Like Producer the properties for the consumer are::

bootstrap.servers=localhost:9092
key.deserializer=org.apache.kafka.common.serialization.LongDeserializer
value.deserializer=org.apache.kafka.common.serialization.StringDeserializer
group.id=kafka-consumer-1

bootstrap.servers is same as producer. Consumer requires deserialization and properties key.deserializer, value.deserializer provides that information. You need to provide your own implementation in case if you sending your own message type. Other configurations are also there like SSL which you can read on Kafka Documentation site. As our examples are pretty simple we are not dealing with other configuration options.

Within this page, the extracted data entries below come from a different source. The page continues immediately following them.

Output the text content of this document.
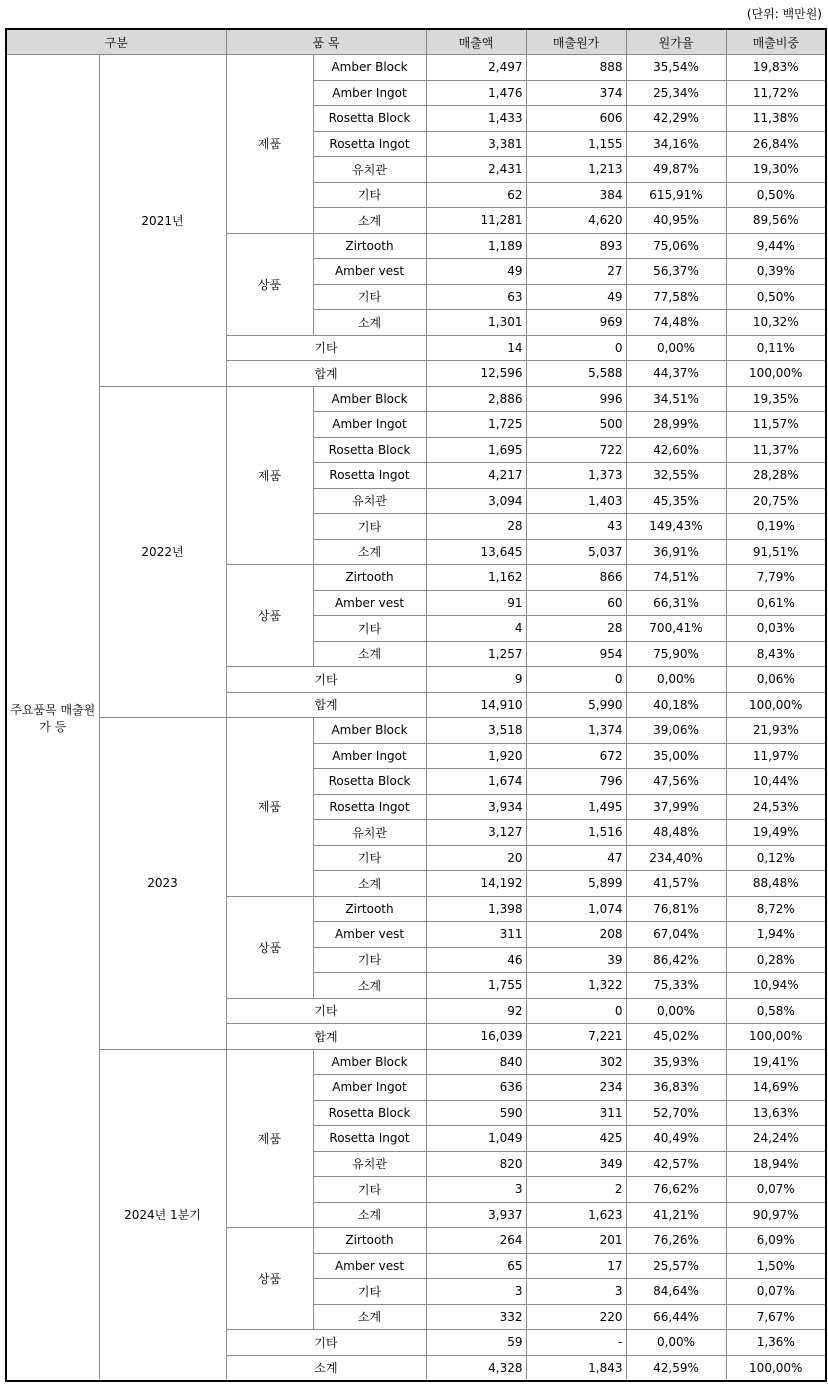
(단위: 백만원)
구분		품 목		매출액	매출원가	원가율	매출비중
주요품목 매출원가 등	2021년	제품	Amber Block	2,497	888	35,54%	19,83%
			Amber Ingot	1,476	374	25,34%	11,72%
			Rosetta Block	1,433	606	42,29%	11,38%
			Rosetta Ingot	3,381	1,155	34,16%	26,84%
			유치관	2,431	1,213	49,87%	19,30%
			기타	62	384	615,91%	0,50%
			소계	11,281	4,620	40,95%	89,56%
		상품	Zirtooth	1,189	893	75,06%	9,44%
			Amber vest	49	27	56,37%	0,39%
			기타	63	49	77,58%	0,50%
			소계	1,301	969	74,48%	10,32%
		기타		14	0	0,00%	0,11%
		합계		12,596	5,588	44,37%	100,00%
	2022년	제품	Amber Block	2,886	996	34,51%	19,35%
			Amber Ingot	1,725	500	28,99%	11,57%
			Rosetta Block	1,695	722	42,60%	11,37%
			Rosetta Ingot	4,217	1,373	32,55%	28,28%
			유치관	3,094	1,403	45,35%	20,75%
			기타	28	43	149,43%	0,19%
			소계	13,645	5,037	36,91%	91,51%
		상품	Zirtooth	1,162	866	74,51%	7,79%
			Amber vest	91	60	66,31%	0,61%
			기타	4	28	700,41%	0,03%
			소계	1,257	954	75,90%	8,43%
		기타		9	0	0,00%	0,06%
		합계		14,910	5,990	40,18%	100,00%
	2023	제품	Amber Block	3,518	1,374	39,06%	21,93%
			Amber Ingot	1,920	672	35,00%	11,97%
			Rosetta Block	1,674	796	47,56%	10,44%
			Rosetta Ingot	3,934	1,495	37,99%	24,53%
			유치관	3,127	1,516	48,48%	19,49%
			기타	20	47	234,40%	0,12%
			소계	14,192	5,899	41,57%	88,48%
		상품	Zirtooth	1,398	1,074	76,81%	8,72%
			Amber vest	311	208	67,04%	1,94%
			기타	46	39	86,42%	0,28%
			소계	1,755	1,322	75,33%	10,94%
		기타		92	0	0,00%	0,58%
		합계		16,039	7,221	45,02%	100,00%
	2024년 1분기	제품	Amber Block	840	302	35,93%	19,41%
			Amber Ingot	636	234	36,83%	14,69%
			Rosetta Block	590	311	52,70%	13,63%
			Rosetta Ingot	1,049	425	40,49%	24,24%
			유치관	820	349	42,57%	18,94%
			기타	3	2	76,62%	0,07%
			소계	3,937	1,623	41,21%	90,97%
		상품	Zirtooth	264	201	76,26%	6,09%
			Amber vest	65	17	25,57%	1,50%
			기타	3	3	84,64%	0,07%
			소계	332	220	66,44%	7,67%
		기타		59	-	0,00%	1,36%
		소계		4,328	1,843	42,59%	100,00%
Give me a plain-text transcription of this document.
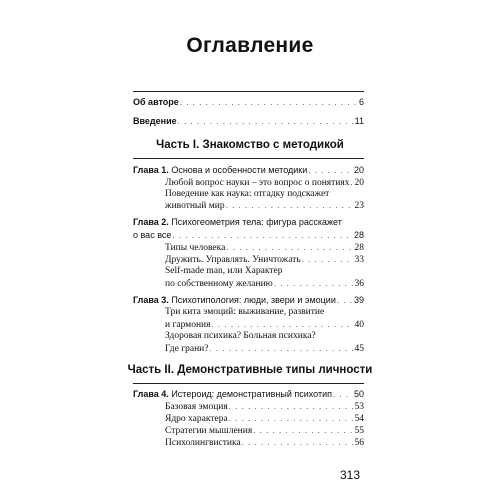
Оглавление
Об авторе . . .	6
Введение . . .	11
Часть I. Знакомство с методикой
Глава 1. Основа и особенности методики . . .	20
Любой вопрос науки – это вопрос о понятиях . . . 20
Поведение как наука: отгадку подскажет
животный мир . . .	23
Глава 2. Психогеометрия тела: фигура расскажет
о вас все . . .	28
Типы человека . . .	28
Дружить. Управлять. Уничтожать . . .	33
Self-made man, или Характер
по собственному желанию . . .	36
Глава 3. Психотипология: люди, звери и эмоции . . . 39
Три кита эмоций: выживание, развитие
и гармония . . .	40
Здоровая психика? Больная психика?
Где грани? . . .	45
Часть II. Демонстративные типы личности
Глава 4. Истероид: демонстративный психотип . . . 50
Базовая эмоция . . .	53
Ядро характера . . .	54
Стратегии мышления . . .	55
Психолингвистика . . .	56
313
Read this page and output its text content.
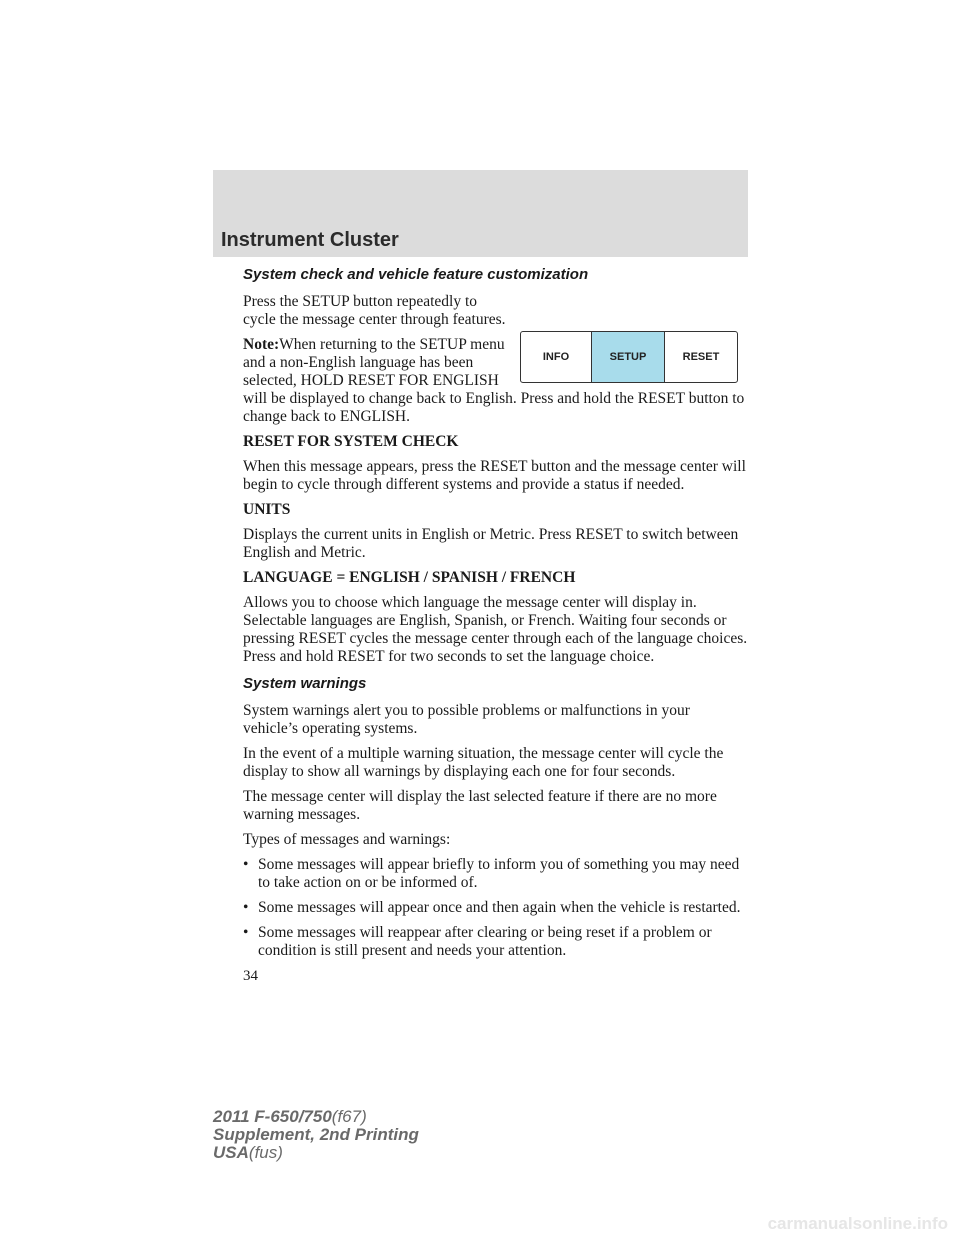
Instrument Cluster
System check and vehicle feature customization
INFO	SETUP	RESET

Press the SETUP button repeatedly to cycle the message center through features.

Note:When returning to the SETUP menu and a non-English language has been selected, HOLD RESET FOR ENGLISH will be displayed to change back to English. Press and hold the RESET button to change back to ENGLISH.

RESET FOR SYSTEM CHECK

When this message appears, press the RESET button and the message center will begin to cycle through different systems and provide a status if needed.

UNITS

Displays the current units in English or Metric. Press RESET to switch between English and Metric.

LANGUAGE = ENGLISH / SPANISH / FRENCH

Allows you to choose which language the message center will display in. Selectable languages are English, Spanish, or French. Waiting four seconds or pressing RESET cycles the message center through each of the language choices. Press and hold RESET for two seconds to set the language choice.

System warnings

System warnings alert you to possible problems or malfunctions in your vehicle’s operating systems.

In the event of a multiple warning situation, the message center will cycle the display to show all warnings by displaying each one for four seconds.

The message center will display the last selected feature if there are no more warning messages.

Types of messages and warnings:

• Some messages will appear briefly to inform you of something you may need to take action on or be informed of.
• Some messages will appear once and then again when the vehicle is restarted.
• Some messages will reappear after clearing or being reset if a problem or condition is still present and needs your attention.
34
2011 F-650/750(f67)
Supplement, 2nd Printing
USA(fus)
carmanualsonline.info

Serialization And Deserialization

If you have a custom message schema and if you want to send it to a Topic in Kafka you will need to implement org.apache.kafka.common.serialization.Serializer and org.apache.kafka.common.serialization.Deserializer. There are various Serializer available in the market like Jackson (for JSON), XStream (for XML), Smile, Kryo (a fast, compact binary serialization format) or you can use Java Object Serialization. For this example, I am using Kryo.

package com.kafka.sample;

import java.util.Date;
import java.util.Map;

import org.apache.kafka.common.serialization.Deserializer;
import org.apache.kafka.common.serialization.Serializer;

import com.esotericsoftware.kryo.Kryo;
import com.esotericsoftware.kryo.io.ByteBufferInput;
import com.esotericsoftware.kryo.io.ByteBufferOutput;
import com.esotericsoftware.kryo.io.Input;
import com.esotericsoftware.kryo.io.Output;

public class KryoSerialization implements Serializer<Employee>,Deserializer<Employee> {

	private ThreadLocal<Kryo> kryos = new ThreadLocal<Kryo>() {
		protected Kryo initialValue() {
			Kryo kryo = new Kryo();
			kryo.addDefaultSerializer(Employee.class, new KryoSerializer());
			return kryo;
		};
	};

	@Override
	public void configure(Map<String, ?> configs, boolean isKey) {

	}

	@Override
	public Employee deserialize(String topic, byte[] data) {
		Employee employee = kryos.get().readObject(new ByteBufferInput(data), Employee.class);
		return employee;
	}

	@Override
	public byte[] serialize(String topic, Employee data) {
		ByteBufferOutput output = new ByteBufferOutput(100);
		kryos.get().writeObject(output, data);
		return output.toBytes();
	}

	@Override
	public void close() {
			kryos.remove();
	}

	private static class KryoSerializer extends com.esotericsoftware.kryo.Serializer<Employee> {

		@Override
		public Employee read(Kryo kryo, Input input, Class<Employee> clazz) {
			Employee emp = new Employee();
			emp.setEmpId(input.readLong());
			emp.setFirstName(input.readString());
			emp.setLastName(input.readString());
			emp.setJoiningDate(new Date(input.readLong(true)));
			return emp;
		}

		@Override
		public void write(Kryo kryo, Output output, Employee message) {
			output.writeLong(message.getEmpId());
			output.writeString(message.getFirstName());
			output.writeString(message.getLastName());
			output.writeLong(message.getJoiningDate().getTime(), true);
		}

	}
}

Serializer and Deserializer have two methods serialize and deserialize and what we are doing in this two method is handing over the task to Kryo. The write and read sequence of data in KryoSerializer will be same as you can see in the read and write method. We'll require changing our properties file to use this new serializer in producer and consumer.

Thus we have seen the basics of Apache Kafka, its use cases, installation and working with Apache Kafka API's in Java. Many projects like real time based and streaming based uses Apache Kafka and I hope this post helps you get started with Apache Kafka. If you want to experiment with the examples you can find the source here.